Author: Jorge Luis Borges
'The seventeen pieces in Ficciones demonstrate the whirlwind of Borges's genius and mirror the precision and potency of his intellect and inventiveness, his piercing irony, his skepticism, and his obsession with fantasy. Borges sends us on a journey into a compelling, bizarre, and profoundly resonant realm; we enter the fearful sphere of Pascal's abyss, the surreal and literal labyrinth of books, and the iconography of eternal return. To enter the worlds of Ficciones is to enter the mind of Jorge Luis Borges, wherein lies Heaven, Hell, and everything in between'.
The following review will only address Part One of Ficciones, "The Garden of Forking Paths". The second part of the collection of short stories, "Artifices", will have its own review.
I personally found "The Garden of Forking Paths" to be a collection of hits and misses -- mostly misses.
Tlon, Uqbar, Orbis Tertius - Miss.
The Approach to Al-Mu'Tasim - Hit.
Pierre Menard, Author of Don Quixote - Miss.
The Circular Ruins - Hit.
The Babylon Lottery - Miss.
An Examination of the Work of Herbert Quain - Miss.
The Library of Babel - Miss.
The Garden of Forking Paths - Miss.
All the stories I didn't care for had the same problem; overly hermetic construction (obscure details/references and/or seemingly irrelevant details/references) The last three stories I listed had potential to be enjoyable, but at a certain point they all take a turn and I lose interest or become somewhat lost...Because this was such a common occurrence, I decided that confusion may have been a desired effect. That is to say that I think Borges liked playing around with puzzles, labyrinths and logic to challenge the reader. From another angle, I also think that Borges didn't intend for these short stories (these puzzles) to be easily undone...the hidden meanings are perhaps meant to be protected.

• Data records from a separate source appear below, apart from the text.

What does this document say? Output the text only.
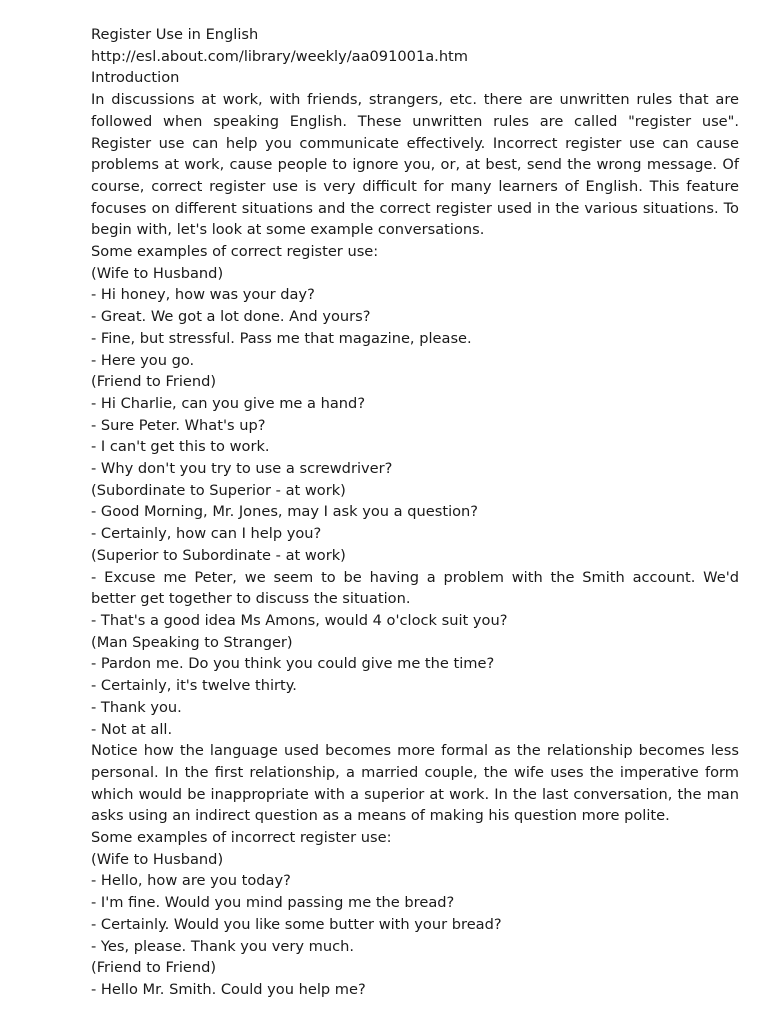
Register Use in English

http://esl.about.com/library/weekly/aa091001a.htm

Introduction

In discussions at work, with friends, strangers, etc. there are unwritten rules that are followed when speaking English. These unwritten rules are called "register use". Register use can help you communicate effectively. Incorrect register use can cause problems at work, cause people to ignore you, or, at best, send the wrong message. Of course, correct register use is very difficult for many learners of English. This feature focuses on different situations and the correct register used in the various situations. To begin with, let's look at some example conversations.

Some examples of correct register use:

(Wife to Husband)

- Hi honey, how was your day?

- Great. We got a lot done. And yours?

- Fine, but stressful. Pass me that magazine, please.

- Here you go.

(Friend to Friend)

- Hi Charlie, can you give me a hand?

- Sure Peter. What's up?

- I can't get this to work.

- Why don't you try to use a screwdriver?

(Subordinate to Superior - at work)

- Good Morning, Mr. Jones, may I ask you a question?

- Certainly, how can I help you?

(Superior to Subordinate - at work)

- Excuse me Peter, we seem to be having a problem with the Smith account. We'd better get together to discuss the situation.

- That's a good idea Ms Amons, would 4 o'clock suit you?

(Man Speaking to Stranger)

- Pardon me. Do you think you could give me the time?

- Certainly, it's twelve thirty.

- Thank you.

- Not at all.

Notice how the language used becomes more formal as the relationship becomes less personal. In the first relationship, a married couple, the wife uses the imperative form which would be inappropriate with a superior at work. In the last conversation, the man asks using an indirect question as a means of making his question more polite.

Some examples of incorrect register use:

(Wife to Husband)

- Hello, how are you today?

- I'm fine. Would you mind passing me the bread?

- Certainly. Would you like some butter with your bread?

- Yes, please. Thank you very much.

(Friend to Friend)

- Hello Mr. Smith. Could you help me?
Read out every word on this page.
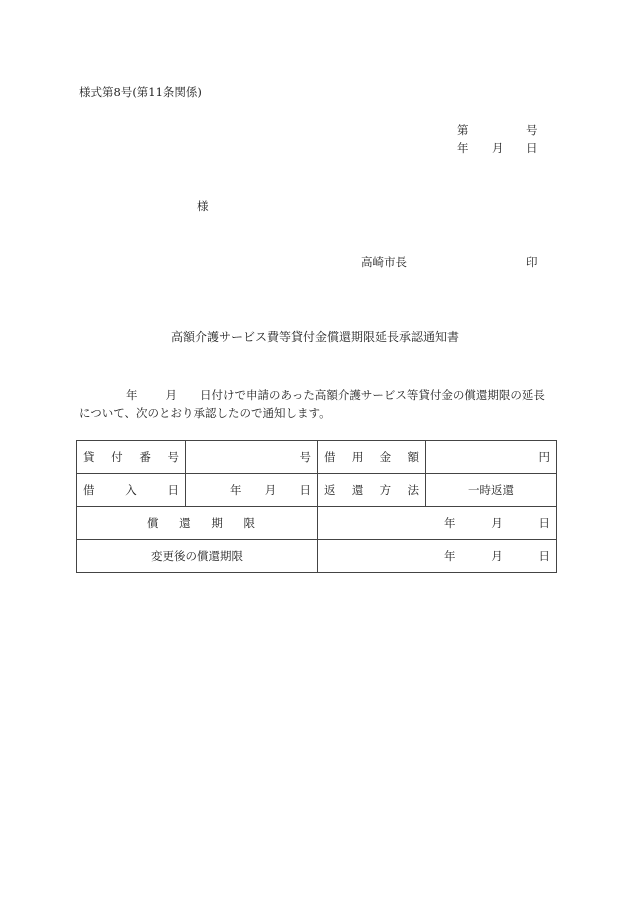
様式第8号(第11条関係)
第	号
年 月 日
様
高崎市長	印
高額介護サービス費等貸付金償還期限延長承認通知書
年 月 日付けで申請のあった高額介護サービス等貸付金の償還期限の延長
について、次のとおり承認したので通知します。
貸付番号	号	借用金額	円
借入日	年 月 日	返還方法	一時返還

償還期限		年 月 日	

変更後の償還期限		年 月 日	
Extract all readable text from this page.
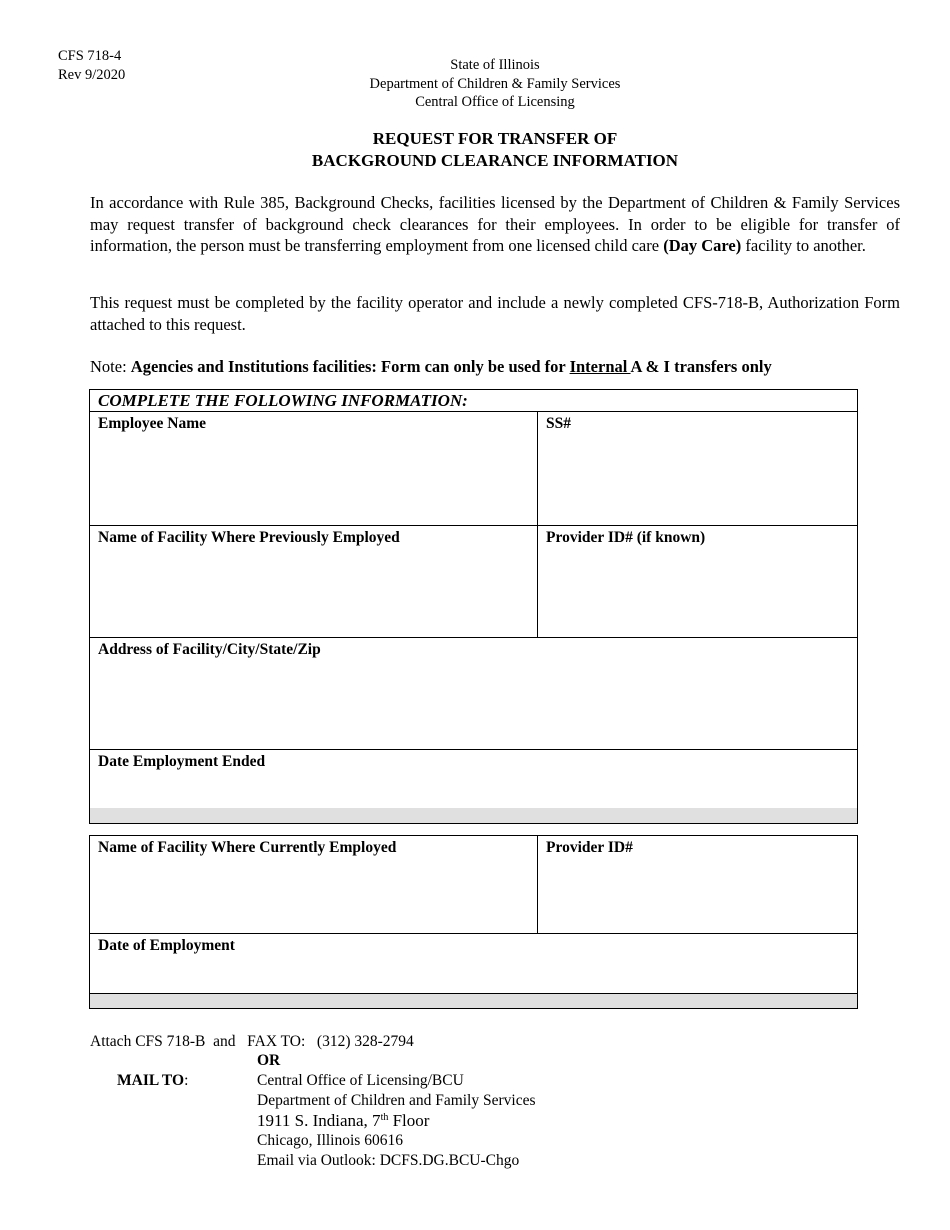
CFS 718-4
Rev 9/2020
State of Illinois
Department of Children & Family Services
Central Office of Licensing
REQUEST FOR TRANSFER OF
BACKGROUND CLEARANCE INFORMATION
In accordance with Rule 385, Background Checks, facilities licensed by the Department of Children & Family Services may request transfer of background check clearances for their employees. In order to be eligible for transfer of information, the person must be transferring employment from one licensed child care (Day Care) facility to another.
This request must be completed by the facility operator and include a newly completed CFS-718-B, Authorization Form attached to this request.
Note: Agencies and Institutions facilities: Form can only be used for Internal A & I transfers only
COMPLETE THE FOLLOWING INFORMATION:
Employee Name	SS#
Name of Facility Where Previously Employed	Provider ID# (if known)
Address of Facility/City/State/Zip
Date Employment Ended
Name of Facility Where Currently Employed	Provider ID#
Date of Employment
Attach CFS 718-B  and   FAX TO:   (312) 328-2794
OR
MAIL TO:	Central Office of Licensing/BCU
Department of Children and Family Services
1911 S. Indiana, 7th Floor
Chicago, Illinois 60616
Email via Outlook: DCFS.DG.BCU-Chgo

I really liked the variety Borges presents to the reader; some are detective-type stories or book reviews/commentaries and the others are total fantasy. The two short stories I did enjoy were "The Approach to Al-Mu-Tasim" and 'The Circular Ruins". The former is a review of an imaginary work by Mir Bahadur Ali, which details the story of a freethinking student of Islamic background who has killed a Hindu at a riot, and his subsequent journey to pure, spiritual clarity. Although the speaker makes it a point to compare the first and second editions of the imaginary work, I found myself not really caring too much about this part of the narrative and wishing this book were real. The latter is a short story about a sage or sorcerer, who at circular ruins creates a human being from his dreams... Both stories play with the idea of what is real and what is imagined, another concept which Borges seems to favor incorporating into his writing.